Detailed coverage of invasive species threatening livelihoods and the environment worldwide

Abstract

Long-term evaluation of restoring understories in Wyoming big sagebrush communities with mowing and seeding native bunchgrasses.

Abstract

Restoring degraded plant communities is a global challenge and a major priority for land managers and conservationists. Degraded Wyoming big sagebrush communities (Artemisia tridentata ssp. wyomingensis [Beetle & A. Young] S.L. Welsh) have high sagebrush cover with a depleted perennial herbaceous understory. They are widespread in western North America and are a priority for restoration because they provide habitat for sagebrush-associated species and an important forage base for livestock production. Mechanically reducing sagebrush with mowing has been attempted to restore the understory in these communities but often fails because large native perennial bunchgrasses do not increase and exotic annual grasses proliferate.
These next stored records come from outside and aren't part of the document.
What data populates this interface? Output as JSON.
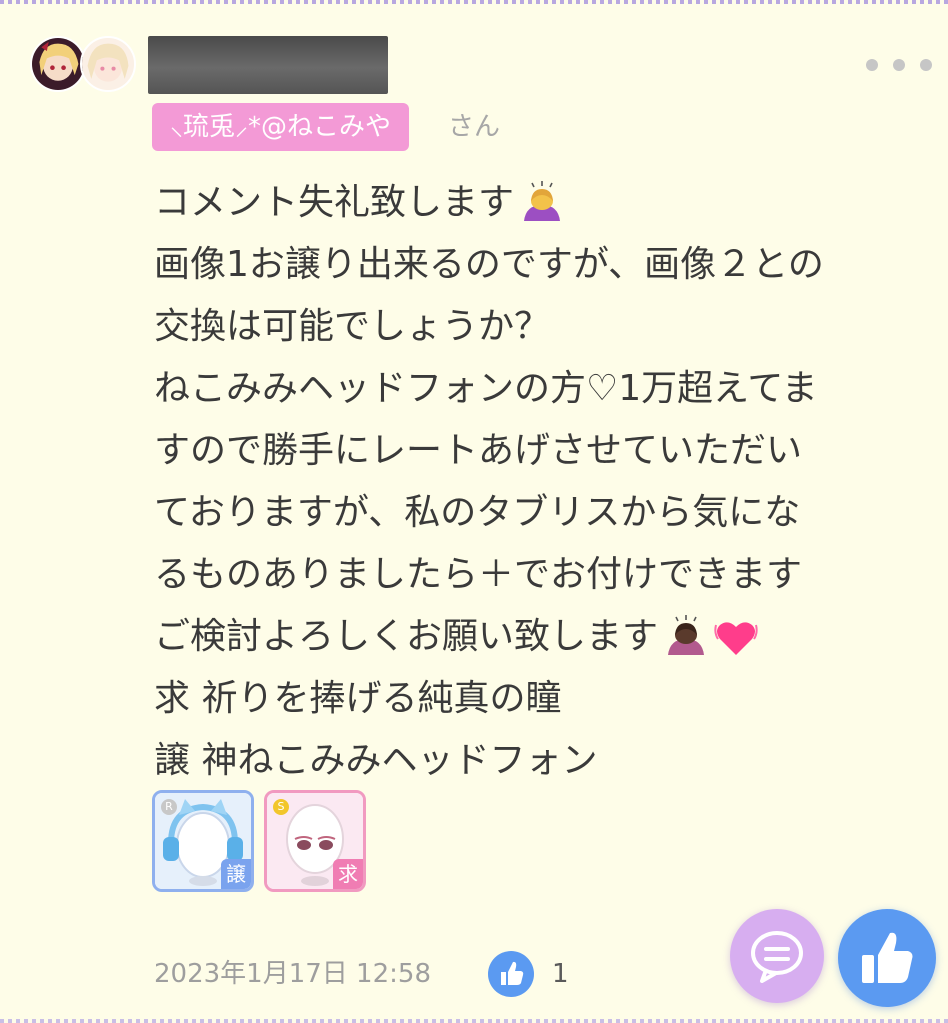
{
  "comment": {
    "mention": "⸜琉兎⸝*@ねこみや",
    "honorific": "さん",
    "lines": [
      "コメント失礼致します",
      "画像1お譲り出来るのですが、画像２との",
      "交換は可能でしょうか？",
      "ねこみみヘッドフォンの方♡1万超えてま",
      "すので勝手にレートあげさせていただい",
      "ておりますが、私のタブリスから気にな",
      "るものありましたら＋でお付けできます",
      "ご検討よろしくお願い致します",
      "求 祈りを捧げる純真の瞳",
      "譲 神ねこみみヘッドフォン"
    ],
    "emojis": [
      "person-bowing-emoji",
      "person-bowing-emoji",
      "growing-heart-emoji"
    ],
    "items": [
      {
        "rarity": "R",
        "tag": "譲",
        "icon": "cat-ear-headphones-item",
        "color": "#8fb0ee"
      },
      {
        "rarity": "S",
        "tag": "求",
        "icon": "pure-eyes-item",
        "color": "#f19ac0"
      }
    ],
    "timestamp": "2023年1月17日 12:58",
    "like_count": "1"
  },
  "colors": {
    "background": "#fefde8",
    "mention_bg": "#f39ad6",
    "comment_fab": "#d7aef0",
    "like_fab": "#5b9af1"
  }
}
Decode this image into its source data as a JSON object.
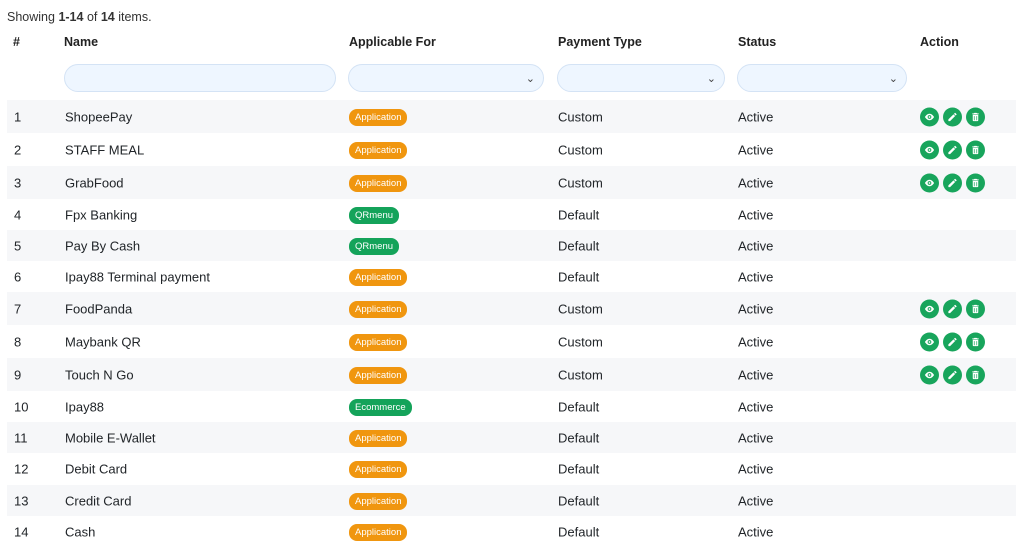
{
  "summary": {
    "prefix": "Showing ",
    "range": "1-14",
    "mid": " of ",
    "total": "14",
    "suffix": " items."
  },
  "columns": [
    "#",
    "Name",
    "Applicable For",
    "Payment Type",
    "Status",
    "Action"
  ],
  "filters": {
    "name_value": "",
    "applicable_value": "",
    "payment_value": "",
    "status_value": ""
  },
  "badge_colors": {
    "Application": "#f0960f",
    "QRmenu": "#14a35a",
    "Ecommerce": "#14a35a"
  },
  "action_color": "#18a55c",
  "rows": [
    {
      "no": "1",
      "name": "ShopeePay",
      "applicable": "Application",
      "payment": "Custom",
      "status": "Active",
      "actions": [
        "view-icon",
        "edit-icon",
        "delete-icon"
      ]
    },
    {
      "no": "2",
      "name": "STAFF MEAL",
      "applicable": "Application",
      "payment": "Custom",
      "status": "Active",
      "actions": [
        "view-icon",
        "edit-icon",
        "delete-icon"
      ]
    },
    {
      "no": "3",
      "name": "GrabFood",
      "applicable": "Application",
      "payment": "Custom",
      "status": "Active",
      "actions": [
        "view-icon",
        "edit-icon",
        "delete-icon"
      ]
    },
    {
      "no": "4",
      "name": "Fpx Banking",
      "applicable": "QRmenu",
      "payment": "Default",
      "status": "Active",
      "actions": []
    },
    {
      "no": "5",
      "name": "Pay By Cash",
      "applicable": "QRmenu",
      "payment": "Default",
      "status": "Active",
      "actions": []
    },
    {
      "no": "6",
      "name": "Ipay88 Terminal payment",
      "applicable": "Application",
      "payment": "Default",
      "status": "Active",
      "actions": []
    },
    {
      "no": "7",
      "name": "FoodPanda",
      "applicable": "Application",
      "payment": "Custom",
      "status": "Active",
      "actions": [
        "view-icon",
        "edit-icon",
        "delete-icon"
      ]
    },
    {
      "no": "8",
      "name": "Maybank QR",
      "applicable": "Application",
      "payment": "Custom",
      "status": "Active",
      "actions": [
        "view-icon",
        "edit-icon",
        "delete-icon"
      ]
    },
    {
      "no": "9",
      "name": "Touch N Go",
      "applicable": "Application",
      "payment": "Custom",
      "status": "Active",
      "actions": [
        "view-icon",
        "edit-icon",
        "delete-icon"
      ]
    },
    {
      "no": "10",
      "name": "Ipay88",
      "applicable": "Ecommerce",
      "payment": "Default",
      "status": "Active",
      "actions": []
    },
    {
      "no": "11",
      "name": "Mobile E-Wallet",
      "applicable": "Application",
      "payment": "Default",
      "status": "Active",
      "actions": []
    },
    {
      "no": "12",
      "name": "Debit Card",
      "applicable": "Application",
      "payment": "Default",
      "status": "Active",
      "actions": []
    },
    {
      "no": "13",
      "name": "Credit Card",
      "applicable": "Application",
      "payment": "Default",
      "status": "Active",
      "actions": []
    },
    {
      "no": "14",
      "name": "Cash",
      "applicable": "Application",
      "payment": "Default",
      "status": "Active",
      "actions": []
    }
  ]
}
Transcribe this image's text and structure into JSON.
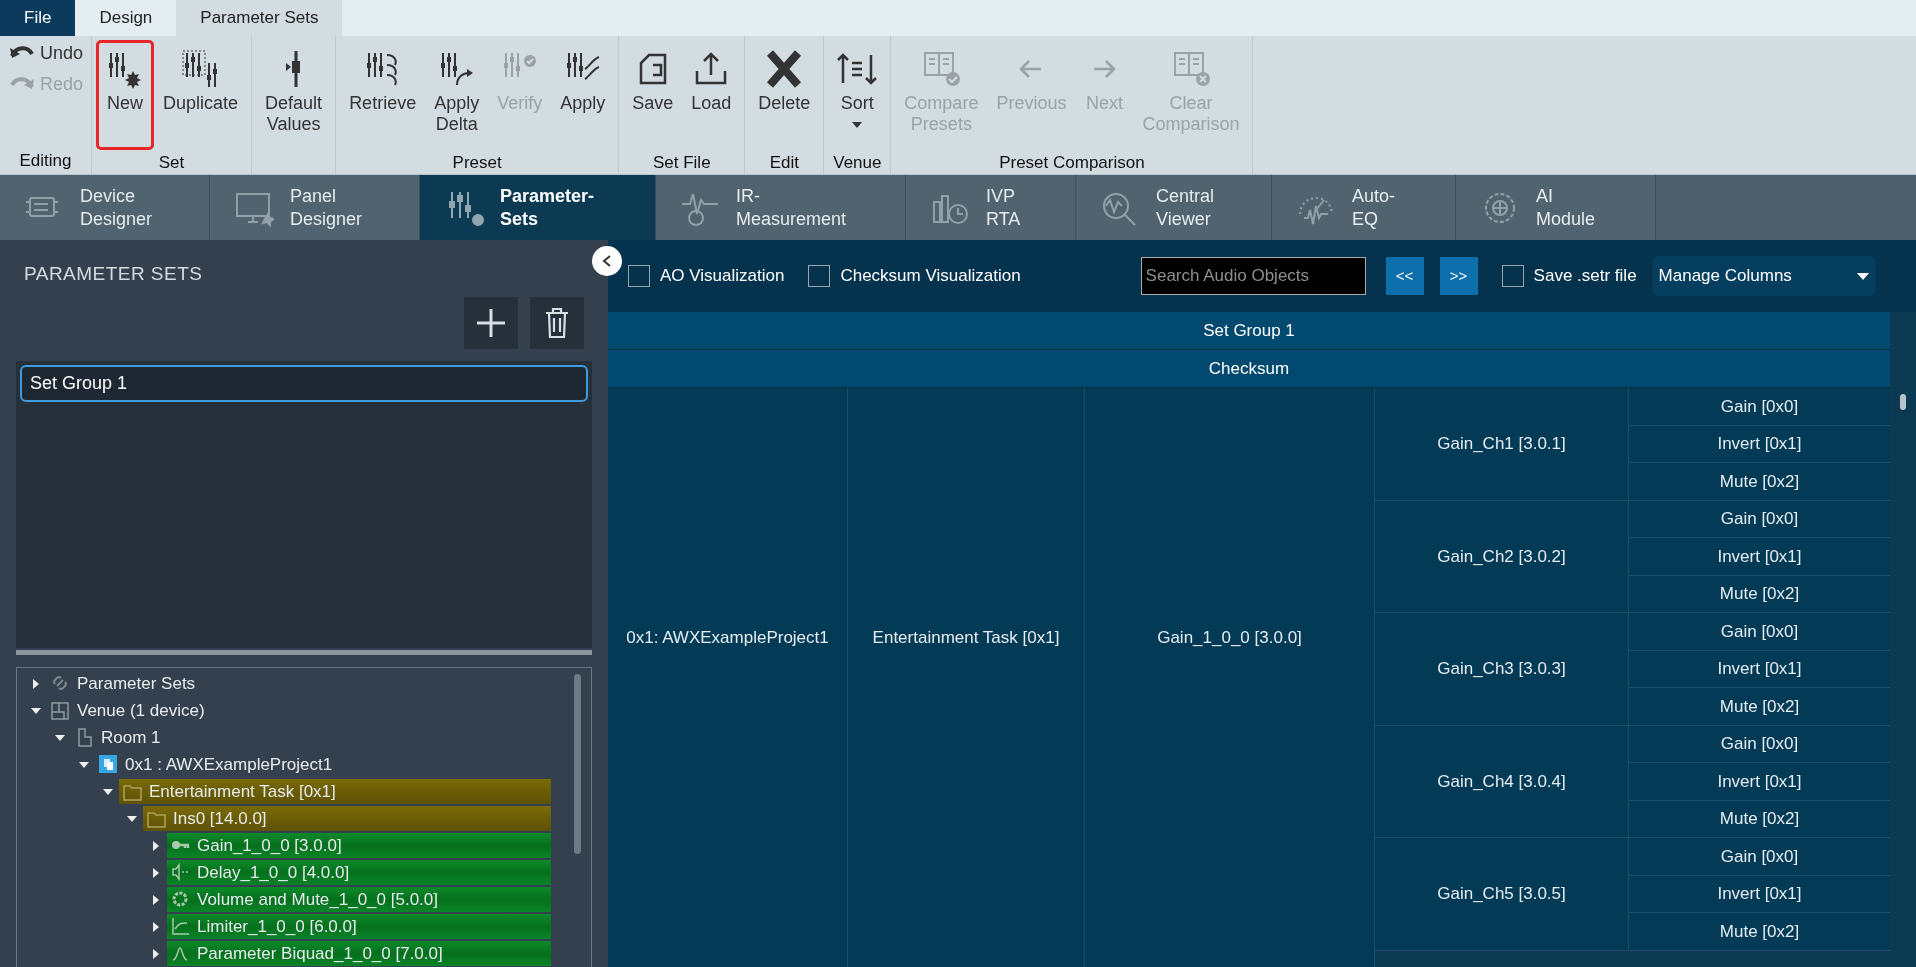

Seeding large native perennial bunchgrasses after mowing sagebrush may increase their density or cover and thereby limit exotic annual grasses. Native perennial bunchgrasses are slow growing; thus, long-term studies are needed to evaluate this treatment strategy. We evaluated mowing followed by drill-seeding large native perennial bunchgrasses in southeastern Oregon for 11 yr post treatment. Large bunchgrass cover and density were approximately 2 Ă— greater with mowing followed by seeding compared with the untreated control. However, mowing, with and without seeding, increased exotic annual grasses and decreased biological soil crusts. Sagebrush cover was less in mowed treatments compared with the untreated control, but sagebrush cover increased over time. Mowing and seeding native bunchgrasses was less successful than desired, particularly since exotic annual grasses increased substantially. This treatment may be improved by reducing the disturbance associated with mowing and drill seeding, decreasing exotic annual grass competition, and increasing the establishment of native perennial bunchgrasses. The results of our study indicate that seeding native bunchgrasses into degraded Wyoming big sagebrush communities has potential as a restoration treatment but needs refinement to improve success.